Организм по-своему помог в поиске выхода из сложившейся ситуации - ночью у меня произошло обострение хронического бронхита, и я оказался в госпитале.
Через две недели я вернулся в часть. Мои сослуживцы “добровольно” уехали “сопровождать бронетехнику” в Чечню, в части осталось всего 5 срочников, небольшое число контрактников и почти все офицеры. И со многими из них мне пришлось общаться по-новому, в контексте моего “предательства Родины” - именно так в части негласно было квалифицировано попадание в госпиталь. В ответ на вопрос: “А почему вы сами не поехали?” чаще всего звучало, что им “не положено” или “приказа такого не было”.
Можно считать, что мне повезло, ведь физической силы во время всеобщего осуждения ко мне не применяли.

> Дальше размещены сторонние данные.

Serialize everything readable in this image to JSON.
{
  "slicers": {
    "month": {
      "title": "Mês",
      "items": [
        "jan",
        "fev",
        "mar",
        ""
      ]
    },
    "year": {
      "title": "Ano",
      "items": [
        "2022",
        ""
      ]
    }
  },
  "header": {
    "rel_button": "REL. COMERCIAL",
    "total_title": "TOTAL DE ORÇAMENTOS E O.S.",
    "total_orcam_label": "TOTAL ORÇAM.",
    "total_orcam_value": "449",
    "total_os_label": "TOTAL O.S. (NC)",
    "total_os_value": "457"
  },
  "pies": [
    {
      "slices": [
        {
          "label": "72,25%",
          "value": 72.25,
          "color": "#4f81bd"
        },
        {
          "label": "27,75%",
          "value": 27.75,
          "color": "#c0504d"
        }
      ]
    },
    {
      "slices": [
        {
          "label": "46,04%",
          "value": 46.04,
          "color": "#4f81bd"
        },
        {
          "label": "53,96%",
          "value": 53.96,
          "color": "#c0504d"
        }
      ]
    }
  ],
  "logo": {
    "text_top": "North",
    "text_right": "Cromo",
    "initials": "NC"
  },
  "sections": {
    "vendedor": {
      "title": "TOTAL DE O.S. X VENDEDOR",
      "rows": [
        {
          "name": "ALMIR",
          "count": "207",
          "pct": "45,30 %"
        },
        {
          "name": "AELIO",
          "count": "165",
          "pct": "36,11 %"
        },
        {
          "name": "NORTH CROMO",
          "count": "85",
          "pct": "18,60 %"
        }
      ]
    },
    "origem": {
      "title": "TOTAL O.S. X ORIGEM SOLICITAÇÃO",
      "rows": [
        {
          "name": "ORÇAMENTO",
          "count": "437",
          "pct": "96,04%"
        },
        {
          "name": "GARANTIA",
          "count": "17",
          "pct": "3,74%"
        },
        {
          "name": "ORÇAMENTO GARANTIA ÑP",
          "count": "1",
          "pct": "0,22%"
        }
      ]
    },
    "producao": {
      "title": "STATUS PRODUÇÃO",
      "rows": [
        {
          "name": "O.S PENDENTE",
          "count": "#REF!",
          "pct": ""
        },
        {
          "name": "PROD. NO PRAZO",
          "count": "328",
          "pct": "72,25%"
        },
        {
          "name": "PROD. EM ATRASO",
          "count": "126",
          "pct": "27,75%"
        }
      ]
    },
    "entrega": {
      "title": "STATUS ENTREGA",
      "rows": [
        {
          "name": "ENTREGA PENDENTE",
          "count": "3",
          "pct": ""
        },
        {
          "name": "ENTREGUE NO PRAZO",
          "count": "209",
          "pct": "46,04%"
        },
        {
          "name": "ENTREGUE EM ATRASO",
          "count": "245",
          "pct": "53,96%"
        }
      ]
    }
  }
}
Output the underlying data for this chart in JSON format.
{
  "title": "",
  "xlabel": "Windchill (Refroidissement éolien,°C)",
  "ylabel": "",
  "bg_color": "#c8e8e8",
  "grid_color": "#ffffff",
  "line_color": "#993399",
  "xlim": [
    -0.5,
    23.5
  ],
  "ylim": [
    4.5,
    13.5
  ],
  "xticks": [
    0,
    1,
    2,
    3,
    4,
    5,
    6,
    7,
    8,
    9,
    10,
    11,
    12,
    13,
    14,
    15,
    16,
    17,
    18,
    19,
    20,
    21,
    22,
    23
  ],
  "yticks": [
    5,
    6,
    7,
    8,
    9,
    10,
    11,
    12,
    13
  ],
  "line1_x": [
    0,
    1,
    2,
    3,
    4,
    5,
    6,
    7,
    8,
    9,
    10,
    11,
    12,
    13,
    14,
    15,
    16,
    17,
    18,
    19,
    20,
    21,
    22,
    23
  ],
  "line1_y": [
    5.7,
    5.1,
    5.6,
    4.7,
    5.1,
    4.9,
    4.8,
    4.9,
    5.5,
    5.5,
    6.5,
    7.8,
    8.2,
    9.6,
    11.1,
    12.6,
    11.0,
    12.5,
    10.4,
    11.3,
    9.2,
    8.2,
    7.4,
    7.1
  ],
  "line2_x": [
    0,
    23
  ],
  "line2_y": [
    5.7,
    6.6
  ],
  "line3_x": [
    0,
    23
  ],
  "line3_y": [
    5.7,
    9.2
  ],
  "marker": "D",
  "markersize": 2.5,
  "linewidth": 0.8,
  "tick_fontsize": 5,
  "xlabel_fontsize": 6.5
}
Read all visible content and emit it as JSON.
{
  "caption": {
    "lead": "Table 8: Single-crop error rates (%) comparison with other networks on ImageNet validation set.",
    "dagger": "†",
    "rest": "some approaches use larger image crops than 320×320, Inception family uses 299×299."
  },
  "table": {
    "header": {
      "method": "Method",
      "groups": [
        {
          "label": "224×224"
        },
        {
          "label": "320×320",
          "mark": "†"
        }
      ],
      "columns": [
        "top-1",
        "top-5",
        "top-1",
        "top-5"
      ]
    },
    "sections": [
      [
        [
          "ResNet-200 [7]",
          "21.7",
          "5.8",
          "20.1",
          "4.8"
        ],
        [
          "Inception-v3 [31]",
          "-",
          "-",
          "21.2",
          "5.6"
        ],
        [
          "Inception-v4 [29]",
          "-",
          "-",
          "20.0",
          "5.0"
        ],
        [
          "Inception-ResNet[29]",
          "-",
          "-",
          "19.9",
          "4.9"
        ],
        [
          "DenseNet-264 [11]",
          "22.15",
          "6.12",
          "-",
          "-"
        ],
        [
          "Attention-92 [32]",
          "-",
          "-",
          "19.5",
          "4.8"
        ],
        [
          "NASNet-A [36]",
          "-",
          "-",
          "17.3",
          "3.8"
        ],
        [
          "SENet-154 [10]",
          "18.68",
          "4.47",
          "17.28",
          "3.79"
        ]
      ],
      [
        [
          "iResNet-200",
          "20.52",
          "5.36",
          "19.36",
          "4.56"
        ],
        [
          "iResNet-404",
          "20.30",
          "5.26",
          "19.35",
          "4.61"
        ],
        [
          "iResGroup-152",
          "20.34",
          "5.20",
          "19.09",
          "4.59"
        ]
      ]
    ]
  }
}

Но психологическое давление оказывалось колоссальное. Память стёрла конкретные слова, которые звучали в мой адрес, но оставила ощущение полнейшей безнадёжности и беспомощности. А ещё мне постоянно предлагалось исправить свою «ошибку», и поехать на войну. Но к тому моменту я уже сознательно отказался ехать в Чечню.
В такой обстановке я провёл пару месяцев, ровно до того момента, как в нашу часть начали прибывать срочники, которые смогли выбраться из Чечни живыми. После их рассказов о происходившем там, я окончательно убедился в правильности своего решения.
Пожалуй единственное, что помогло мне тогда справиться с психологическим давлением - это то, что мои родители приезжали ко мне на КПП в нашу часть, и во время этих встреч я мог обсудить с ними происходящее. У Сергея Гридина, скорее всего, такой возможности не было.